The Robben Island
Museum (RIM) is a traditional museum in the sense that the museum
still maintains and manages a collection of artifacts, historical
documents, photographs, art works and audio-visual material. These
varieties of materials are housed in the UWC –Robben Island
Mayibuye Archives, the official collections management division
of RIM. These archives provide an irreplaceable documentary record
of South African history and culture, predominantly in regard to
the apartheid period, the freedom struggle and political imprisonment
in South Africa.
The immense
Archives contain 100,000 film and video recordings, 5,000 artifacts
from the Island an elsewhere, 2,000 oral history tapes, 2,000 posters
from the struggle, more than 300 collections of historical documents
and in addition an extensive art collection that includes 10,000
political cartoons.
The initial
core of the Archives was collected during the years of exile by
the London based International Defense and Aid Fund (IDAF). With
the end of the bannings and the IDAF’s closure the IDAF collection
was relocated to South Africa from the nucleus of the archives of
the pioneering Mayibuye Centre for History and Culture in South
Africa, based at the University of the Western Cape.
In September
1996 when the Cabinet decided to establish Robben Island Museum
as the first official heritage institution of the new democracy
it recommended that that the IDAF/Mayibuye collections be incorporated
into the museum.
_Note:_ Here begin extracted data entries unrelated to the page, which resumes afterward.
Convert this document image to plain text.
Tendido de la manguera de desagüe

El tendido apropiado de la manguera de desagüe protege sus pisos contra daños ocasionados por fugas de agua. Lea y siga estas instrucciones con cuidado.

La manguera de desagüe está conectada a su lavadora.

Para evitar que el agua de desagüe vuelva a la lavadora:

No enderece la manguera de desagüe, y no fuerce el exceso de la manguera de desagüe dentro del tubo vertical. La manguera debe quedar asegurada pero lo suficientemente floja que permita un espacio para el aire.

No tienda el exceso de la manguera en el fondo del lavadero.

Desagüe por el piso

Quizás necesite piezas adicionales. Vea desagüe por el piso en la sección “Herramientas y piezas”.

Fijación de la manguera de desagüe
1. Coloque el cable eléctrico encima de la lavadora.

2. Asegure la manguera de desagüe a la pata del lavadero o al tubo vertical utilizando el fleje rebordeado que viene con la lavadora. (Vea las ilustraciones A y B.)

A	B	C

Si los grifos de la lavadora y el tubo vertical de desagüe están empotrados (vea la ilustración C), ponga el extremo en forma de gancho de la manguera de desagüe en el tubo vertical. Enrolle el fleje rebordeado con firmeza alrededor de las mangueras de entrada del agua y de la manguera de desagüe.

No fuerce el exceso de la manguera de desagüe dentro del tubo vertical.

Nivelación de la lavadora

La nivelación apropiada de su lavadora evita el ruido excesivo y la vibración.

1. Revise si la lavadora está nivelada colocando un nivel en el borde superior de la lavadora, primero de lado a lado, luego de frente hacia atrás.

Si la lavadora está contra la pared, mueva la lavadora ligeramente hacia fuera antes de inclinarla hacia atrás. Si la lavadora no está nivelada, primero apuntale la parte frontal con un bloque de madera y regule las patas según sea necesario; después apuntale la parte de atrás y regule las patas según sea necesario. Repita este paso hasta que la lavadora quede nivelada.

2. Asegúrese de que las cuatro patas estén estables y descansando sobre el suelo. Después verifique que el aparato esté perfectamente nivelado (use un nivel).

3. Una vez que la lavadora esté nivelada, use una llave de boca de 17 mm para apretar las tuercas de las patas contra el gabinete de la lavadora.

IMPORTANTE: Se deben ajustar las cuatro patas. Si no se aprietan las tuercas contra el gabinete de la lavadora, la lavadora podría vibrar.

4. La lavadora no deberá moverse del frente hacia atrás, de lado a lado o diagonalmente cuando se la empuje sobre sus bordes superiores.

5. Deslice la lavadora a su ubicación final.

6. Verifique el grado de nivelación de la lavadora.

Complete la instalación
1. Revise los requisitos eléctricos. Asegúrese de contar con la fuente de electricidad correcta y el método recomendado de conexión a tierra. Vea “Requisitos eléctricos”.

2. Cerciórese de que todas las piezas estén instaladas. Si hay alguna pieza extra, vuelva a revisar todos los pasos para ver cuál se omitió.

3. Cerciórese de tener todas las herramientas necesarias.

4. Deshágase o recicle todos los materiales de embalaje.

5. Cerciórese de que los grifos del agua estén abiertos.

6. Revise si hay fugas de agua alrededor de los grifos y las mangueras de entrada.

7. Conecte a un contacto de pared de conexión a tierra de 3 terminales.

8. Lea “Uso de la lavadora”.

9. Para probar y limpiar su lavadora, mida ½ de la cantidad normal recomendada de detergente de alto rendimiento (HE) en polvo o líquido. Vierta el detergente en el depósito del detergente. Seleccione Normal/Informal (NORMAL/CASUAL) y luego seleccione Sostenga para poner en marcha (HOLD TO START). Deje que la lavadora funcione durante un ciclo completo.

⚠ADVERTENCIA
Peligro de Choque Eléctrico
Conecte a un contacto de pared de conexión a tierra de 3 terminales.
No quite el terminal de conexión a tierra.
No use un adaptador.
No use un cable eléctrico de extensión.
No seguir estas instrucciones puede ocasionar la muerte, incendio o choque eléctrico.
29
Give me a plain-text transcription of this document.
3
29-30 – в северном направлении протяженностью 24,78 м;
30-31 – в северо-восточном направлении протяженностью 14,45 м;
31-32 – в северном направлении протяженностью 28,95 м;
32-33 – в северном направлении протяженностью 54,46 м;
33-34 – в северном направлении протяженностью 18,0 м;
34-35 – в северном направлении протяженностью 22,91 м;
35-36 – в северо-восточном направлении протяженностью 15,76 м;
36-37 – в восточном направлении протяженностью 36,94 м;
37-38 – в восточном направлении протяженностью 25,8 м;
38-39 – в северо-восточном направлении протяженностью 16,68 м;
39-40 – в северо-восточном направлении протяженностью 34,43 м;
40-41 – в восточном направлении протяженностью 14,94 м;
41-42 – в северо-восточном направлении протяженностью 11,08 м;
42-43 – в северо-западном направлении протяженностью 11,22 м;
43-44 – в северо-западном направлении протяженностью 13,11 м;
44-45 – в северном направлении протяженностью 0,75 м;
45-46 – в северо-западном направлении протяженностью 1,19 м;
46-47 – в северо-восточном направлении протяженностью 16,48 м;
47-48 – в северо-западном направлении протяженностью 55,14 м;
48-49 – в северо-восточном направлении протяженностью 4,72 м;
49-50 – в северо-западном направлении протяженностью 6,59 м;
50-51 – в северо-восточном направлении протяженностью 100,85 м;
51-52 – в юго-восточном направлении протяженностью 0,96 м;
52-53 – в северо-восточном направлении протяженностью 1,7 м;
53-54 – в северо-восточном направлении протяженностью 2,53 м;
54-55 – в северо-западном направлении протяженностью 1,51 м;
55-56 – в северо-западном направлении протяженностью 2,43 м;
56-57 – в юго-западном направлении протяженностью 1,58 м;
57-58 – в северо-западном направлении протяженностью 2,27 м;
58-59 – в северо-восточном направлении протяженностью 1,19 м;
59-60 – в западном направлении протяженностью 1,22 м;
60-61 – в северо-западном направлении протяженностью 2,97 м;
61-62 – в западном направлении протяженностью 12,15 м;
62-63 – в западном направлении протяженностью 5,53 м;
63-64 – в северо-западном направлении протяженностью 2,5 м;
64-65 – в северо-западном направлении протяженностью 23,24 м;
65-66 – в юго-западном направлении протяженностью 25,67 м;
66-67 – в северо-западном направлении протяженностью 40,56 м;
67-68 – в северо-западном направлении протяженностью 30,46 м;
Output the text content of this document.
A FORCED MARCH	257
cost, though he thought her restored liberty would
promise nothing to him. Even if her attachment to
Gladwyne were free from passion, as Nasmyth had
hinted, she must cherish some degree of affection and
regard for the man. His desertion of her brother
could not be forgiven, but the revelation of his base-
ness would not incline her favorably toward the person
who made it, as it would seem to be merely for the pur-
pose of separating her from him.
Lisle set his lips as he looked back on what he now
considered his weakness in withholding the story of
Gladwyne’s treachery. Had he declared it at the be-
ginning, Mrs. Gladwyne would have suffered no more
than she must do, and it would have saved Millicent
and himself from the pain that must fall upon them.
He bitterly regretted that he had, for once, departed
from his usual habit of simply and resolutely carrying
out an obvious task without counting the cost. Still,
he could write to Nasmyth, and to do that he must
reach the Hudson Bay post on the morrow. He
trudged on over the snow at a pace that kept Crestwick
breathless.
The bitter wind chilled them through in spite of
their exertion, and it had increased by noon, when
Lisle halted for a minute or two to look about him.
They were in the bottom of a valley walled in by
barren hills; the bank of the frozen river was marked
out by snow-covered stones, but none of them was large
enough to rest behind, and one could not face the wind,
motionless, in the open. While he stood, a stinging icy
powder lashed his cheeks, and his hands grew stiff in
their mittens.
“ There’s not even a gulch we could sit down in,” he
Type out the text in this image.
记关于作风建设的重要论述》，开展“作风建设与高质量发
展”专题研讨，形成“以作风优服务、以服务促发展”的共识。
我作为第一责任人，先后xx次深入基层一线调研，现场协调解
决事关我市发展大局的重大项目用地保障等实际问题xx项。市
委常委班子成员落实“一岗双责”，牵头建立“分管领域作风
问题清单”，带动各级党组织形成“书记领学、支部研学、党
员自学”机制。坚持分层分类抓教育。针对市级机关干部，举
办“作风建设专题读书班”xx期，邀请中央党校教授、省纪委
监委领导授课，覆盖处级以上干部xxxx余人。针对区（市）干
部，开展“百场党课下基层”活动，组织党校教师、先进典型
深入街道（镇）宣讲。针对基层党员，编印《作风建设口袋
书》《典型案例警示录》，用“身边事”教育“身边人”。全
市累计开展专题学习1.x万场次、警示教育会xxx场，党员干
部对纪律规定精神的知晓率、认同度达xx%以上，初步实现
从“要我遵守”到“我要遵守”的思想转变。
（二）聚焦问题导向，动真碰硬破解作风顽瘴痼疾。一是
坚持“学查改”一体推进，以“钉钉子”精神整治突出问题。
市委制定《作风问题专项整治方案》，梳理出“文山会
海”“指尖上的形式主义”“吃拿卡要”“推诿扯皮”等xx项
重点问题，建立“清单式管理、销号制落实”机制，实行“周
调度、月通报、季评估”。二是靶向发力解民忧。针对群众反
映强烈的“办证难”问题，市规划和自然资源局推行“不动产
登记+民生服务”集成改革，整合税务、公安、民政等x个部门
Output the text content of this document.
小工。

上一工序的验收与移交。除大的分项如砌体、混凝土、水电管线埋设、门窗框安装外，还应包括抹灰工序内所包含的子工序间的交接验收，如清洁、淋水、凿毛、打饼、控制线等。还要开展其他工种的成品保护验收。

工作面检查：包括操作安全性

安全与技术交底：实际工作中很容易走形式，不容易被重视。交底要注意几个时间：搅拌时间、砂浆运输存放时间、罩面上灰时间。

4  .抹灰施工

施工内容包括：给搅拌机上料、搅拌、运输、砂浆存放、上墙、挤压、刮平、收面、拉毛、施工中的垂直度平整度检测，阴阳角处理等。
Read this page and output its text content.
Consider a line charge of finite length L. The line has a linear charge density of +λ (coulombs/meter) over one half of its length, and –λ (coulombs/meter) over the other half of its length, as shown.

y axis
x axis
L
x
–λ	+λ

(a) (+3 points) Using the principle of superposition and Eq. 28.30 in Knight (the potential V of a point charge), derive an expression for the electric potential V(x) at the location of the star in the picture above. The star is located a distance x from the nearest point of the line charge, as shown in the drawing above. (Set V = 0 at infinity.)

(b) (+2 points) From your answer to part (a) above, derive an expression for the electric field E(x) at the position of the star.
This recommendation was implemented the 1st of
April 2000, as a part of a co-operation agreement between RIM and
UWC.
RIM officially
opened the new facilities of the new UWC-Robben Island Mayibuye
Archives, housed in the Main Library at UWC, on 13 June 2001. The
event took place, appropriately, on the eve of the 25th anniversary
of the Soweto uprisings, with Deputy President Jacob Zuma as the
Guest of Honor.
MSU-Robben
Island Museum Linkage Agreement
MATRIX, MSU
Museum, and the Archive collaborate to develop and implement a preservation-through-digitization
program for fragile and endangered documentary materials selected
by the Archive. The partners consult where necessary with outside
experts and institutions to integrate the preservation program within
a broader collections and documents management policy for the Archive.
In collaboration
with the Archive, MATRIX has trained Archive staff in digitization,
storage, and dissemination of this digital material. The project
incorporates best practices guidelines and standards for digitizing,
preserving, and delivering text and images on the WWW and on CDs;
share underlying web architecture and storage techniques; and support
the development of an intellectual property policy for the collections
and a clear policy for securing the appropriate permissions for
digital dissemination. This project utilizes the same web-based
digital archive system described above.